Fortunately, implementation of Complex Logic Decomposition pattern is quite easy with modern orchestration tools. With Apache Airflow you can define it like this:

with dag:
    graph_data_update = PythonOperator(
        task_id='update_graph_data',
        python_callable=update_graph_data)
    pregel_computation = PythonOperator(
        task_id='pregel_computation',
        python_callable=execute_pregel)
    sql_aggregator = PythonOperator(
        task_id='sql_aggregator',
        python_callable=aggregate_with_sql)
    graph_sql_results_reducer = PythonOperator(
        task_id='graph_sql_results_reducer',
        python_callable=merge_results)

    graph_data_update >> pregel_computation >> graph_sql_results_reducer
    sql_aggregator >> graph_sql_results_reducer

The pattern increases readability but it can also have a bad impact on the performance. Let's take the example of an Apache Spark SQL pipeline. If your 2 "branches" use the same input dataset, keeping it inside Apache Spark you can benefit from faster data access since it can be kept in memory between the jobs. Otherwise, you will need to read them from their primary store and very often this input loading step is one of the longest ones. So like always, it's up to you to make a decision about trade-offs performance vs isolation.

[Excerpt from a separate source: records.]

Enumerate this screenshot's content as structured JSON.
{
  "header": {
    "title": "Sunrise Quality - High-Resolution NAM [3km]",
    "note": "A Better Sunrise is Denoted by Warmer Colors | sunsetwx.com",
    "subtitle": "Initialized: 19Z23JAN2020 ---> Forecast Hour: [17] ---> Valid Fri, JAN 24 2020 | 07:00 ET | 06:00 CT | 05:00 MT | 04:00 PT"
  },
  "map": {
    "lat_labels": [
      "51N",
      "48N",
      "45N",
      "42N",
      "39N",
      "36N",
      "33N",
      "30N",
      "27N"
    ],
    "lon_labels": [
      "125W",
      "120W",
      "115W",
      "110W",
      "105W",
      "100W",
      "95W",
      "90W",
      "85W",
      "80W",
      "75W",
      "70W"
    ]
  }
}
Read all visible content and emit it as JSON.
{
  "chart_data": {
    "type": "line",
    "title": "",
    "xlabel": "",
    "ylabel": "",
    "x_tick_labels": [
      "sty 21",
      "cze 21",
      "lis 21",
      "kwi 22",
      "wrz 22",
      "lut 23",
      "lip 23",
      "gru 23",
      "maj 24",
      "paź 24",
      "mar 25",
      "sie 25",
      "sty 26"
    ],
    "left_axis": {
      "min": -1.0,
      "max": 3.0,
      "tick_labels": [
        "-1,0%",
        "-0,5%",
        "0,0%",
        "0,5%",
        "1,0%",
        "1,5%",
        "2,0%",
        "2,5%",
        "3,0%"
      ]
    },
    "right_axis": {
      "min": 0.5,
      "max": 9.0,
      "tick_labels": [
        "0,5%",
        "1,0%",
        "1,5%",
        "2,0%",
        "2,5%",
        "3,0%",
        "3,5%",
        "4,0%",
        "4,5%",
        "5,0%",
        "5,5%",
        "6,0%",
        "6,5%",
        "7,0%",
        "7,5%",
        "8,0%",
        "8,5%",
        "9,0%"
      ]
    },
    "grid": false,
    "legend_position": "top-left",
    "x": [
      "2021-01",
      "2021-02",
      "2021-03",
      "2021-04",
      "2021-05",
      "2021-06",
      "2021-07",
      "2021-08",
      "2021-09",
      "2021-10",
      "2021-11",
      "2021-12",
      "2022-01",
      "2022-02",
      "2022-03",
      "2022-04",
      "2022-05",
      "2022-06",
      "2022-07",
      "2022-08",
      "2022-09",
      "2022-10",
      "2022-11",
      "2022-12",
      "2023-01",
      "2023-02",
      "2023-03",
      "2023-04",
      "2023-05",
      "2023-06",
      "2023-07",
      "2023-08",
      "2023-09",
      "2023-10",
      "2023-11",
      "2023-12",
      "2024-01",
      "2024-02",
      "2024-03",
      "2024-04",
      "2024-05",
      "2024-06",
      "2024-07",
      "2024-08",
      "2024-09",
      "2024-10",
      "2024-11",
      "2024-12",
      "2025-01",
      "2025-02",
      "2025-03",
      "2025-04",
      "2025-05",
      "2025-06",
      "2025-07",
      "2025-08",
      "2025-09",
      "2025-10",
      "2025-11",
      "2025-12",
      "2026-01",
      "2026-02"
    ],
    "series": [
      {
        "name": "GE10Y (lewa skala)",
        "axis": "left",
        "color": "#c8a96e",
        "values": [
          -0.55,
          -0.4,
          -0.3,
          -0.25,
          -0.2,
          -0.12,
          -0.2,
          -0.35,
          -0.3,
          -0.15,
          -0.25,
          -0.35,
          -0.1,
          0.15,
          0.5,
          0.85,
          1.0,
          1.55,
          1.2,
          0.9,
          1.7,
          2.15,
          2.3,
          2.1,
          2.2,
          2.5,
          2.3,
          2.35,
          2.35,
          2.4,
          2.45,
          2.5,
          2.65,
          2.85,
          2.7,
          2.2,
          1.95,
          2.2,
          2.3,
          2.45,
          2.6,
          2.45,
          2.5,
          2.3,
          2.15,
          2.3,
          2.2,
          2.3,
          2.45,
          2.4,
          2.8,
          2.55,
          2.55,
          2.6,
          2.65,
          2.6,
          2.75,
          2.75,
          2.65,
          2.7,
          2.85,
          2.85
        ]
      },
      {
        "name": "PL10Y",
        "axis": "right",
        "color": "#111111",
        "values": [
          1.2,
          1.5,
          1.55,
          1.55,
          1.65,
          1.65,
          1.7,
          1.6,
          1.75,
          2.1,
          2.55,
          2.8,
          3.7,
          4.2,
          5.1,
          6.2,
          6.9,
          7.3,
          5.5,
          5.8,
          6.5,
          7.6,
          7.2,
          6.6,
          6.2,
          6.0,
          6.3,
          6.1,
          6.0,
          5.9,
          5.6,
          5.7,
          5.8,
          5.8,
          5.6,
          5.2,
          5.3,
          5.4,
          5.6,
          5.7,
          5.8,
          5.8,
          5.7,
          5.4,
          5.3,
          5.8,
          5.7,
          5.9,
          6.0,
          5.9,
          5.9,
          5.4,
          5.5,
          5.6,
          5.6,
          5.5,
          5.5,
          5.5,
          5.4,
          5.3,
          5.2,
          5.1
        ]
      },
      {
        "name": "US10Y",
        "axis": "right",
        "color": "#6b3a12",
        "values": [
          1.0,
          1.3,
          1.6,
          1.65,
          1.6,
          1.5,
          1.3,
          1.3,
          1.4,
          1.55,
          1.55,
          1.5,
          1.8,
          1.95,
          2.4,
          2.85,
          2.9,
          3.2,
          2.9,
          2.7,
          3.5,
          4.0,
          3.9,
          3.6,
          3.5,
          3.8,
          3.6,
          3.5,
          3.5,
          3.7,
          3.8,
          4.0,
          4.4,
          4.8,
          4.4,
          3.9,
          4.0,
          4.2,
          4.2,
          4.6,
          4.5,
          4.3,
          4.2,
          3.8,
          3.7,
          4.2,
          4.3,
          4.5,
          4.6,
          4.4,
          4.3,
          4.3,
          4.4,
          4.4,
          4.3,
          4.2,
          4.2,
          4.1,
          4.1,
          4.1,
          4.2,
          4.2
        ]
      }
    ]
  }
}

To wrap-up, the pattern works well in the cases where you have separate datasets that must be merged or when the data must be computed with different paradigms (e.g. iterative and not iterative). In such a case, decomposing the workflow should help not only to understand it better but very likely to execute it in parallel and optimize it. On the other side, when the input dataset is shared by the logic, decomposing it may have a negative impact on the overall performance.